Unlike the Goerdeler group, the Kreisau Circle drew heavily for its inspiration on the idealism of the German youth movement, socialist and Christian philosophies, and experiences of the post-war misery and rise of National Socialism. Moltke, Yorck, and their associates — unlike the Goerdeler group — had no desire to hold on to expectations of German hegemony on the continent. They looked instead to a future in which national sovereignty (and the nationalist ideologies which underpinned it) would give way to a federal Europe, modelled in part on the United States of America. They were well aware that major territorial concessions would have to be made by Germany, along with some form of reparation for the peoples of Europe who had suffered so grievously under Nazi rule. They saw an international tribunal to deal with war criminals as a basis for weaning the German people from its attachment to National Socialism. And they looked to a strong international organization to preserve equal rights for all countries of the world. Their concept of a new form of state rested heavily upon German Christian and social ideals, looking to democratization from below, through self-governing communities working on the basis of social justice, guaranteed by a central state that was little more than an umbrella organization for localized and particularized interests within a federal structure.37
Such notions were inevitably utopian. The ‘Kreisau Circle’ had no arms to back it, and no access to Hitler. It was dependent upon the army for action. Moltke, who opposed assassination, and Yorck, quite especially, pressed on a number of occasions for a coup to unseat Hitler. By 1943, Moltke’s distrust of the German military leadership on account of its complicity in so much of the Nazi barbarism led him to advocate American military support for a new oppositional German government. Allied troops were to be parachuted into German cities to back a coup.38
Such an illusory hope still left out of the equation the initial step: how to remove Hitler, and who should do it. This, rather than Utopian visions of a future social and political order, was the primary issue that continued to preoccupy Tresckow and his fellow officers who had committed themselves to the opposition. The problem became, if anything, more rather than less difficult during the summer and autumn of 1943. Any expectation that Manstein might commit himself to the opposition was wholly dashed in the summer. ‘Prussian field-marshals do not mutiny,’ was his lapidary response to Gersdorff’s probings.39 Manstein was at least honest and straightforward. Kluge, by contrast, blew hot and cold — offering backing to Tresckow and Gersdorff, then retreating from it.40 There was nothing to be gained from that quarter, though those in the opposition continued to persist in the delusion that Kluge was ultimately on their side.
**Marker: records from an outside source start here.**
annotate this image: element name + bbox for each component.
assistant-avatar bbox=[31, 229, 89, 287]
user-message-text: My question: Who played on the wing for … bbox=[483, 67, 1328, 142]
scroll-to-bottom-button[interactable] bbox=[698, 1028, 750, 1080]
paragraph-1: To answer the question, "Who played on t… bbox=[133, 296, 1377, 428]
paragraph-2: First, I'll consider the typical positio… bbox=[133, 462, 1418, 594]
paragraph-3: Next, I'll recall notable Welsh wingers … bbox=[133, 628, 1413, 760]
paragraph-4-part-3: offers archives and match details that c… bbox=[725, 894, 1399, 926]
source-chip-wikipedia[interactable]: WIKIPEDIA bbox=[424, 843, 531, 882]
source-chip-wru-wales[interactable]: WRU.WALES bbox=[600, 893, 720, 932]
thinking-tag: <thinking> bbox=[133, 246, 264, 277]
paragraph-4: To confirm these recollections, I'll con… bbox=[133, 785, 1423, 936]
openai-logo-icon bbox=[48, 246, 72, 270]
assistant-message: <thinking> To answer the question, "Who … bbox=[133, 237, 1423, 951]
There were other setbacks. Beck was meanwhile quite seriously ill. And Fritz-Dietlof Graf von der Schulenburg — a lawyer by training, who after initially sympathizing with National Socialism and holding a number of high administrative positions in the regime, had come to serve as a liaison between the military and civilian opposition — was interrogated on suspicion that he was involved in plans for a coup, though later released.41 Others, including Dietrich Bonhoeffer, were also arrested, as the tentacles of the Gestapo threatened to entangle the leading figures in the resistance. Even worse: Hans von Dohnanyi and Hans Oster from the Abwehr were arrested in April, initially for alleged foreign currency irregularities, though this drew suspicion on their involvement in political opposition. The head of the Abwehr, Admiral Canaris, a professional obfuscater, managed for a time to throw sand in the eyes of the Gestapo agents. But as a centre of the resistance, the Abwehr had become untenable. By February 1944, its foreign department, which Oster had controlled, was incorporated into the Reich Security Head Office, and Canaris, dubious figure that he was for the opposition, himself placed under house arrest.42
Tresckow, partly while on leave in Berlin, was tireless in attempting to drive on the plans for action against Hitler. But in October, he was stationed at the head of a regiment at the front, away from his previously influential position in Army Group Centre headquarters. At the same time, in any case, Kluge was injured in a car accident and replaced by Field-Marshal Ernst Busch, an outright Hitler-loyalist, so that an assassination attempt from Army Group Centre could now be ruled out.43 At this point, Olbricht revived notions, previously entertained but never sustained, of carrying out both the strike against Hitler and the subsequent coup, not through the front army, but from the headquarters of the reserve army in Berlin.44 Finding an assassin with access to Hitler had been a major problem. Now, one was close at hand.